Toujours est-il qu’à remonter l’année en cours, il nous revient la longue période (janvier-mars) où les incendies étaient légion dans la capitale et à l’intérieur du pays. La semaine ne passait pas sans une alerte au feu dans un marché, une habitation, une plantation ou une forêt. Jamais on n’a pu situer la cause ou l’origine de ces drames. L’opinion est restée partagée, dubitative, entre conjectures et extrapolations: feux accidentels ou criminels ? Questions jusqu’ici, sans réponse.

Après une courte accalmie, le phénomène a repris de plus belle. Les violences consécutives à la tenue du référendum et de l’élection présidentielle ont servi de catalyseur à l’intensification effrénée de la pyromanie à travers le pays.  Beaucoup de choses ont été cramées: des ordures et obstacles entreposés sur les routes, des domiciles privés, des motos, des voitures, des camions, des boutiques et magasins, des édifices publics, etc.

Pour flamber tout cela, il est certain que les auteurs n’ont pas fait usage de braises ardentes à attiser, de simple allumette ou briquet à craquer, de torche (flambeau) enflammée à jeter sur la cible visée.

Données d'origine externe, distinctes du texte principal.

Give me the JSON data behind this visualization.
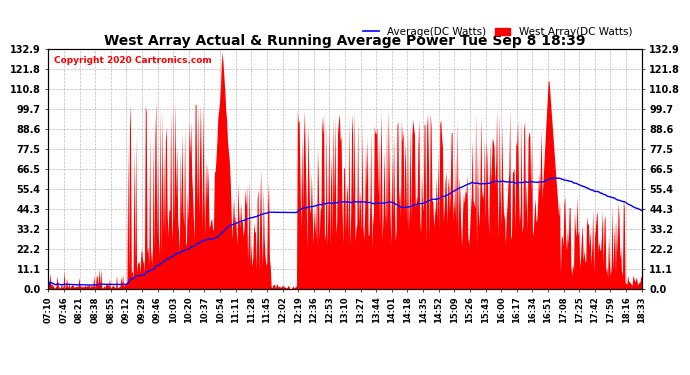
{
  "title": "West Array Actual & Running Average Power Tue Sep 8 18:39",
  "copyright": "Copyright 2020 Cartronics.com",
  "legend_avg": "Average(DC Watts)",
  "legend_west": "West Array(DC Watts)",
  "ylim": [
    0.0,
    132.9
  ],
  "yticks": [
    0.0,
    11.1,
    22.2,
    33.2,
    44.3,
    55.4,
    66.5,
    77.5,
    88.6,
    99.7,
    110.8,
    121.8,
    132.9
  ],
  "bg_color": "#ffffff",
  "grid_color": "#aaaaaa",
  "bar_color": "#ff0000",
  "avg_color": "#0000ff",
  "title_color": "#000000",
  "copyright_color": "#ff0000",
  "xtick_labels": [
    "07:10",
    "07:46",
    "08:21",
    "08:38",
    "08:55",
    "09:12",
    "09:29",
    "09:46",
    "10:03",
    "10:20",
    "10:37",
    "10:54",
    "11:11",
    "11:28",
    "11:45",
    "12:02",
    "12:19",
    "12:36",
    "12:53",
    "13:10",
    "13:27",
    "13:44",
    "14:01",
    "14:18",
    "14:35",
    "14:52",
    "15:09",
    "15:26",
    "15:43",
    "16:00",
    "16:17",
    "16:34",
    "16:51",
    "17:08",
    "17:25",
    "17:42",
    "17:59",
    "18:16",
    "18:33"
  ]
}
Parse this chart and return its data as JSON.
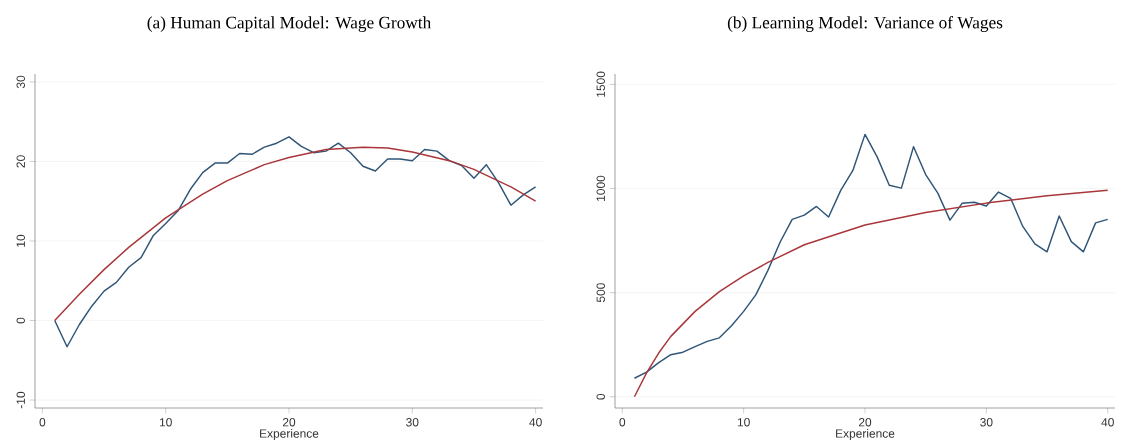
{
  "chart_data": [
    {
      "type": "line",
      "title": "(a) Human Capital Model: Wage Growth",
      "xlabel": "Experience",
      "grid": "y",
      "xlim": [
        -0.6,
        40.6
      ],
      "ylim": [
        -11,
        31
      ],
      "xticks": [
        0,
        10,
        20,
        30,
        40
      ],
      "yticks": [
        -10,
        0,
        10,
        20,
        30
      ],
      "x": [
        1,
        2,
        3,
        4,
        5,
        6,
        7,
        8,
        9,
        10,
        11,
        12,
        13,
        14,
        15,
        16,
        17,
        18,
        19,
        20,
        21,
        22,
        23,
        24,
        25,
        26,
        27,
        28,
        29,
        30,
        31,
        32,
        33,
        34,
        35,
        36,
        37,
        38,
        39,
        40
      ],
      "series": [
        {
          "color": "#2f5577",
          "values": [
            0,
            -3.3,
            -0.5,
            1.8,
            3.7,
            4.8,
            6.7,
            7.9,
            10.7,
            12.2,
            13.8,
            16.5,
            18.6,
            19.8,
            19.8,
            21.0,
            20.9,
            21.8,
            22.3,
            23.1,
            21.9,
            21.1,
            21.3,
            22.3,
            21.1,
            19.4,
            18.8,
            20.3,
            20.3,
            20.1,
            21.5,
            21.3,
            20.1,
            19.5,
            17.9,
            19.6,
            17.3,
            14.5,
            15.8,
            16.8
          ]
        },
        {
          "color": "#a8363a",
          "x": [
            1,
            3,
            5,
            7,
            10,
            13,
            15,
            18,
            20,
            23,
            26,
            28,
            30,
            33,
            35,
            38,
            40
          ],
          "values": [
            0,
            3.3,
            6.4,
            9.2,
            12.9,
            15.9,
            17.6,
            19.6,
            20.5,
            21.5,
            21.8,
            21.7,
            21.2,
            20.1,
            19.0,
            16.8,
            15.0
          ]
        }
      ]
    },
    {
      "type": "line",
      "title": "(b) Learning Model: Variance of Wages",
      "xlabel": "Experience",
      "grid": "y",
      "xlim": [
        -0.6,
        40.6
      ],
      "ylim": [
        -54,
        1550
      ],
      "xticks": [
        0,
        10,
        20,
        30,
        40
      ],
      "yticks": [
        0,
        500,
        1000,
        1500
      ],
      "x": [
        1,
        2,
        3,
        4,
        5,
        6,
        7,
        8,
        9,
        10,
        11,
        12,
        13,
        14,
        15,
        16,
        17,
        18,
        19,
        20,
        21,
        22,
        23,
        24,
        25,
        26,
        27,
        28,
        29,
        30,
        31,
        32,
        33,
        34,
        35,
        36,
        37,
        38,
        39,
        40
      ],
      "series": [
        {
          "color": "#2f5577",
          "values": [
            89,
            118,
            164,
            202,
            214,
            241,
            266,
            283,
            341,
            410,
            489,
            607,
            742,
            852,
            872,
            914,
            863,
            991,
            1087,
            1260,
            1152,
            1016,
            1002,
            1201,
            1067,
            978,
            848,
            929,
            934,
            916,
            983,
            953,
            818,
            734,
            696,
            868,
            745,
            696,
            835,
            852
          ]
        },
        {
          "color": "#a8363a",
          "x": [
            1,
            2,
            3,
            4,
            6,
            8,
            10,
            12,
            15,
            20,
            25,
            30,
            35,
            40
          ],
          "values": [
            0,
            115,
            210,
            290,
            410,
            505,
            580,
            645,
            730,
            825,
            885,
            930,
            965,
            992
          ]
        }
      ]
    }
  ]
}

Il leur a fallu faire recours à plus simple, plus rapide et plus efficace que tout cela : l’essence.

Puisqu’on la trouvait partout, il suffisait juste d’acheter une bouteille d’un litre chez le détaillant, en bordure de route. Et le tour était joué. L’effet est immédiat et les conséquences sont énormes et imparables.

Même si cela n’a jamais été confirmé dans le descriptif du modus operandi des faiseurs de feu, il y a tout lieu de croire que cette commodité à se procurer du carburant, a facilité l’accomplissement de leur crime.

Ainsi, ces pyromanes de tous bords ont-ils réussi, à ‘’moindre coût’’, leur sale besogne d’incendier de nombreux biens immobiliers et matériels qui ont entraîné quelquefois, la mort d’innocentes personnes et bien d’autres préjudices collatéraux inestimables infligés à des citoyens, pendant cette période de triste mémoire.

Que voilà, s’il en est besoin, une autre raison bien fondée pour motiver l’interdiction de la vente de carburant au détail, le long de la rue.